The demand for scenario based-learning (SBL) is growing rapidly. SBL is now the most requested type of eLearning among our customers. This is part of the trend to use eLearning more and more for skill training and not just for knowledge transfer.

In this article, we dive into the theory that explains why SBL can be effective, and we give some guidance on how to develop effective SBL.

What is SBL? An overview

SBL is a great way to present more interactive and compelling skill-based training. In our designs, we use video and an attractive storyline. Learners gather information throughout an SBL and create solutions based upon their preexisting knowledge and the information they find.
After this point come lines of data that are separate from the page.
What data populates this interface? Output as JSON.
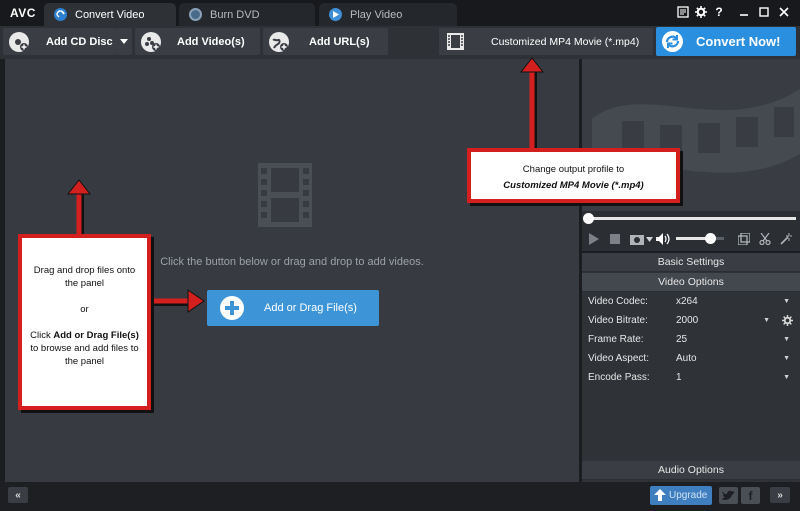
{
  "app": {
    "logo": "AVC"
  },
  "tabs": [
    {
      "label": "Convert Video",
      "icon": "convert-icon",
      "active": true
    },
    {
      "label": "Burn DVD",
      "icon": "dvd-icon",
      "active": false
    },
    {
      "label": "Play Video",
      "icon": "play-icon",
      "active": false
    }
  ],
  "toolbar": {
    "add_cd": "Add CD Disc",
    "add_videos": "Add Video(s)",
    "add_urls": "Add URL(s)",
    "profile": "Customized MP4 Movie (*.mp4)",
    "convert_now": "Convert Now!"
  },
  "drop_panel": {
    "hint": "Click the button below or drag and drop to add videos.",
    "add_drag": "Add or Drag File(s)"
  },
  "settings": {
    "basic": "Basic Settings",
    "video_options": "Video Options",
    "audio_options": "Audio Options",
    "rows": [
      {
        "label": "Video Codec:",
        "value": "x264"
      },
      {
        "label": "Video Bitrate:",
        "value": "2000"
      },
      {
        "label": "Frame Rate:",
        "value": "25"
      },
      {
        "label": "Video Aspect:",
        "value": "Auto"
      },
      {
        "label": "Encode Pass:",
        "value": "1"
      }
    ]
  },
  "player": {
    "volume_level": 0.7,
    "seek_position": 0.0
  },
  "bottom": {
    "upgrade": "Upgrade",
    "collapse": "«",
    "expand": "»"
  },
  "annotations": {
    "profile_note_line1": "Change output profile to",
    "profile_note_line2": "Customized MP4 Movie (*.mp4)",
    "drag_note_1": "Drag and drop files onto the panel",
    "drag_note_or": "or",
    "drag_note_click": "Click ",
    "drag_note_bold": "Add or Drag File(s)",
    "drag_note_rest": " to browse and add files to the panel"
  },
  "colors": {
    "accent": "#2b8fe0",
    "annotation_red": "#d41f1f",
    "panel": "#373b41"
  }
}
Until recently it was not possible to create this type of SBL without expensive custom development, but this changed with the latest generation of authoring tools that make it very easy to create and edit even the most intricate SBL designs.

In our opinion, the learning goal for an organization is to increase both the employees’ and the company’s productivity—an investment that has to pay off. In order to go from learning to a higher productivity the learner has to learn and apply his new knowledge and skills. So how do we get that to happen?

Learning begins with motivation

For starters, the learner has to be motivated to even begin studying the course at hand. How do people get motivated? What is motivation?

Motivation, in short, is what makes a human being act to achieve a goal. There are two types of motivation: intrinsic, in which motivation emerges from the desire to learn, to master a task, or to prove oneself, and extrinsic, in which motivation emerges from the rewards gained when completing a task in the right way. At first, most learners will be extrinsically motivated. They take the training because it is mandatory, especially when the course is of the “compliance training” type. We find however, that SBL makes it possible to address the intrinsic motivation of a learner. How?

In his flow theory, Csikszentmihalyi (see References) states that intrinsic motivation occurs when there is a balance between a learner’s present skills and the challenges he or she faces. A learner possessing low problem solving skills will only be able to solve problems with a low challenge. Solving problems will increase the learner’s skills. To keep the learner motivated, the challenge has to increase as the learner’s skills increase. If the learner’s skills are higher than needed for the challenge, the learner will get bored quickly, or get frustrated if the challenge is larger than the current skills can meet. The area of perfect balance between skills and challenge is called the “flow channel” (Figure 1), which Csikszentmihalyi defines as the state in which a person is fully immersed in an activity. He calls the state of flow a state of maximal intrinsic motivation. When you present a person with a problem that resides within the flow channel, he or she will be intrinsically motivated to solve that problem.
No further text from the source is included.